Mniej więcej w tym samym czasie Biedra ruszyła ze swoją siermiężną kampanią skierowaną chyba jednak nieco niżej. Ta na pewno we mnie nie wcelowała. Lidl – a i owszem.
***
Minęło kilka miesięcy i oczom moim ukazały się plakaty z Okrasą i Pascalem. Jak większość ludzi byłem przekonany, że to program telewizyjny. A jednak – NIE! To kampania Lidla.
Insight
Na początku insight. Genialnie w niego wcelowali. Czy ktoś z was gotuje? I ma rodzinę? Ja spełniam oba warunki (choć zazwyczaj tą osobą jest kobieta :P). Z jakim problemem zmagamy się każdego dnia?
„Nie mam zbytnio czasu, jestem zwalony po pracy, a jednak chciałbym zjeść coś fajnego”. Czy ktoś próbował zmierzyć się z tym insightem? Oczywiście. Był już „mój pomysł na…” Winiar i inne takie. Problem polegał na tym, że to zazwyczaj sosy z proszku lub inne instant lub prawie instant propozycje. No, no.
Kampania
Z czego składa się kampania oprócz wspomnianego teasera?
Co tydzień Okrasa i Pascal (jest siła celebrytów, na część targetu to działa) proponują nowe przepisy. Podobne, osadzone w tym samym klimacie i co ważniejsze zmatchowane z aktualnym tygodniem tematycznym w Lidlu. Przepisy naprawdę nietuzinkowe, ale łatwe do przyrządzenia i przede wszystkim oparte na produktach dostępnym w sklepie.
I to jest genialne. Wybierasz potrawę, wchodzisz do sklepu i robisz zakupy… w 15 minut. Wspaniałe! Godzinne tułanie się po markecie to ostatnia rzecz którą chcę po pracy robić.
A więc mamy:
1. Gotowe przepisy zamieszczone w formie HQ video na specjalnie stworzonej stronie WWW, dodatkowo wersja tekstowa
2. Ulotki z przepisem leżące w sklepie jakby ktoś nie miał dostępu do netu
3. Produkty która są w sklepie, można je dość łatwo znaleźć i zidentyfikować.
Czy potrzeba wiecej?
TO JEST content. Nienachalny, zupełnie nie sztuczny, trafiający w potrzebę konsumenta.Brilliant. Wchodzę na stronę, wybieram przepis. Kopiuję i wklejam do Listonica. Idę na zakupy, kupuję w jednym miejscu. Oglądam w domu film, potem otwieram przepis w wersji tekstowej, stawiam lapka na blacie i gotuję.

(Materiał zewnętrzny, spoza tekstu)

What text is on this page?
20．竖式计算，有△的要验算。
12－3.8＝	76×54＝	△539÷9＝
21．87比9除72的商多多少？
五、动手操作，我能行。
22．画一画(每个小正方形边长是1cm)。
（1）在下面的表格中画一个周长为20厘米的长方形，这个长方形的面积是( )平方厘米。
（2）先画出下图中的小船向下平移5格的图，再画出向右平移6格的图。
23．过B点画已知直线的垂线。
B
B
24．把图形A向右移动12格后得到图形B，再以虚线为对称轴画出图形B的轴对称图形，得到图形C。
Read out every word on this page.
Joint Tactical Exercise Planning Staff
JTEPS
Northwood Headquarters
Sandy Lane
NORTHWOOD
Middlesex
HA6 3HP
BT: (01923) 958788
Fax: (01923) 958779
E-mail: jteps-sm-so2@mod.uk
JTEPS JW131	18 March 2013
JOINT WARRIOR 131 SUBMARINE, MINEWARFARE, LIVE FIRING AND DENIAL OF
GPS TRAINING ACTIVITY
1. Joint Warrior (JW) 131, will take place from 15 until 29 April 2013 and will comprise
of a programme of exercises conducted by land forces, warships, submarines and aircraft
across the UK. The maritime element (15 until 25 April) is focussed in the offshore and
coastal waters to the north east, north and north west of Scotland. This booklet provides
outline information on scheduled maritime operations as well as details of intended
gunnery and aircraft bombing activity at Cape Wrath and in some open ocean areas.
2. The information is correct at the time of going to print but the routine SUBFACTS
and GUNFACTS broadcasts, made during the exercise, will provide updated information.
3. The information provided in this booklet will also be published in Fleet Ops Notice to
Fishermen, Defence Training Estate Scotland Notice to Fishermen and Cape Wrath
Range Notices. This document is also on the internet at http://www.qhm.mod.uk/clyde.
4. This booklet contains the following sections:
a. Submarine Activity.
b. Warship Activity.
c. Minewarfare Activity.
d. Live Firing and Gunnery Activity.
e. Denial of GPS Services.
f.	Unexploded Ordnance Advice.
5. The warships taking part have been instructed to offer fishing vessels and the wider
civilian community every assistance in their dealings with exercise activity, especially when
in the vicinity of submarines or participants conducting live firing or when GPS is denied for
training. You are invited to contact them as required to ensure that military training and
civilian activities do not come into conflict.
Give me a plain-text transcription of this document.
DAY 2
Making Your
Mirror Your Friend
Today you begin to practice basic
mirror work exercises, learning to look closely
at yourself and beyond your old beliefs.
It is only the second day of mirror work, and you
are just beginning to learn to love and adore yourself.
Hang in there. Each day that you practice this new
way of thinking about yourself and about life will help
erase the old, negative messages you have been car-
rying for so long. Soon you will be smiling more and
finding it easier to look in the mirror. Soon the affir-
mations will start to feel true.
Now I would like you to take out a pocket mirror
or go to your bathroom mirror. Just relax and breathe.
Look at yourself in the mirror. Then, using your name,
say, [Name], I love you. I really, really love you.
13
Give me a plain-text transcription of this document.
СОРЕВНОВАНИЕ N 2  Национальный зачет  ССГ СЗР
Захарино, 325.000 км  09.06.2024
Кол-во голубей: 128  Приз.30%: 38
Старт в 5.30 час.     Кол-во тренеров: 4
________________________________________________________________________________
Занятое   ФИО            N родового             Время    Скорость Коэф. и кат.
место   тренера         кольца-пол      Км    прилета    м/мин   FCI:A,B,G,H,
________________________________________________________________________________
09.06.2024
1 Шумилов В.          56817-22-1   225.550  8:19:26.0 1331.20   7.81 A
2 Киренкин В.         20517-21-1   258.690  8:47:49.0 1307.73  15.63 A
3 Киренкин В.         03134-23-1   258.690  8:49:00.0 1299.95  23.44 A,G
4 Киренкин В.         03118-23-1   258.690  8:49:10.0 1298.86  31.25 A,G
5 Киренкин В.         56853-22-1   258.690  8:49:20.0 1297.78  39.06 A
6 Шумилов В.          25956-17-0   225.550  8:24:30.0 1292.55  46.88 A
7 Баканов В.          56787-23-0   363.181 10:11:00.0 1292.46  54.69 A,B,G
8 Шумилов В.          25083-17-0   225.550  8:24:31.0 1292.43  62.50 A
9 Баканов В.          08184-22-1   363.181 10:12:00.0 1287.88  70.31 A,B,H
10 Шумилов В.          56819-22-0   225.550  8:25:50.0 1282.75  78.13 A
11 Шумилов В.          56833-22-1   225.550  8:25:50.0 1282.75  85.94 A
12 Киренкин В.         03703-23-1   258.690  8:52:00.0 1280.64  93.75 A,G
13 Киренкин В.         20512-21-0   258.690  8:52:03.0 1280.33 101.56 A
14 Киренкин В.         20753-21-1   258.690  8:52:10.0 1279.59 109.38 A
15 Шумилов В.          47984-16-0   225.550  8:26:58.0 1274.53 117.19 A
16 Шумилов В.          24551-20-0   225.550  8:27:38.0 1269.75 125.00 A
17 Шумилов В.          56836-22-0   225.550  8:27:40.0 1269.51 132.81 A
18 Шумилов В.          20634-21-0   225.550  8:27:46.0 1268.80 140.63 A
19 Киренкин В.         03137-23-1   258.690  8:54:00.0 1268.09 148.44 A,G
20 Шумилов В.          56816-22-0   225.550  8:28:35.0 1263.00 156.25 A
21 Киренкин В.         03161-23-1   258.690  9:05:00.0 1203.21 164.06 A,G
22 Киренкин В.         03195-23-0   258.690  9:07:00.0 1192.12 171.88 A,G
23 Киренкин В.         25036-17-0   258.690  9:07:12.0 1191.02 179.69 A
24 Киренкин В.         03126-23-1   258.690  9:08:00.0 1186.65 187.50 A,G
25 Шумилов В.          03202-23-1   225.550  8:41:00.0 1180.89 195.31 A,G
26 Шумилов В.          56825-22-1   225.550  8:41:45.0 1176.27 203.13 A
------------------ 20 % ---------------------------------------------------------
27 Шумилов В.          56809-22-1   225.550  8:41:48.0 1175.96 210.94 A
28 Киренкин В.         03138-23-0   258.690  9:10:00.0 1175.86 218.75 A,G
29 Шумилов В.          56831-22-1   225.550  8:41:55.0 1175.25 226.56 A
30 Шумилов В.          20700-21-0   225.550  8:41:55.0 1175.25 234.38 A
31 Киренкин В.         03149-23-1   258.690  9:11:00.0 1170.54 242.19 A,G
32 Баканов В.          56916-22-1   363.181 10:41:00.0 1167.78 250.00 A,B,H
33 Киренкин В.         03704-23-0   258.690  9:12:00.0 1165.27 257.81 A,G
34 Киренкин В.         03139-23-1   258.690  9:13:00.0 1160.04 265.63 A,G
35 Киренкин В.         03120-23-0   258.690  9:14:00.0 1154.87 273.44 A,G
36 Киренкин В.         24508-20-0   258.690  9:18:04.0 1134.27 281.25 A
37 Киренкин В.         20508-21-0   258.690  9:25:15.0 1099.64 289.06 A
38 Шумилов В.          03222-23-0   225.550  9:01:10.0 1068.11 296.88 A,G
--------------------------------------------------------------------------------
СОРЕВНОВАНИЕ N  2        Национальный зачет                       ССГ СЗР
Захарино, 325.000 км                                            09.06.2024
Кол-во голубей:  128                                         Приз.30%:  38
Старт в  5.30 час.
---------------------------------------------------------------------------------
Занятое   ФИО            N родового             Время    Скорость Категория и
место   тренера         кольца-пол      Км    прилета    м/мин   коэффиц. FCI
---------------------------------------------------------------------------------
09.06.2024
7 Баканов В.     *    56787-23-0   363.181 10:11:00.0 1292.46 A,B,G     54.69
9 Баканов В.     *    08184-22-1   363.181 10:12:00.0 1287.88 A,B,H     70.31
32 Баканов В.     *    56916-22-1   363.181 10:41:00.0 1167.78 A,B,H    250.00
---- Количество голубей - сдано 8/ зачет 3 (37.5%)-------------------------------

Jest oczywiście kilka rzeczy które bym zmienił – dodałbym przycisk Listonica na liście zakupów, zrezygnowałbym też z fullflasha, bo to dziś jednak trochę bez sensu już się robi – nawigacja też trochę mało intuicyjna. Prosi się wersja mobilna, albo wręcz aplikacja.
Ale nie ma co wybrzydzać – dla mnie to jedna z lepszych kampanii w ostatnim czasie. Oczywiście z punktu widzenia konsumenta, choć ciekawy jestem wyników.
Moje wyniki już są – wczoraj robiłem łososia z jabłkowym puree (boski!), a wcześniej choćby tortillę z chorizo (przepis znajdziecie na moim rzadko uzupełnianym blogu kulinarnym).
Panie i Panowie – Chapeau Bas. Content marketing. Więcej takiego contentu. Nie lolcontentu, nie retrocontentu. Przydatnego contentu.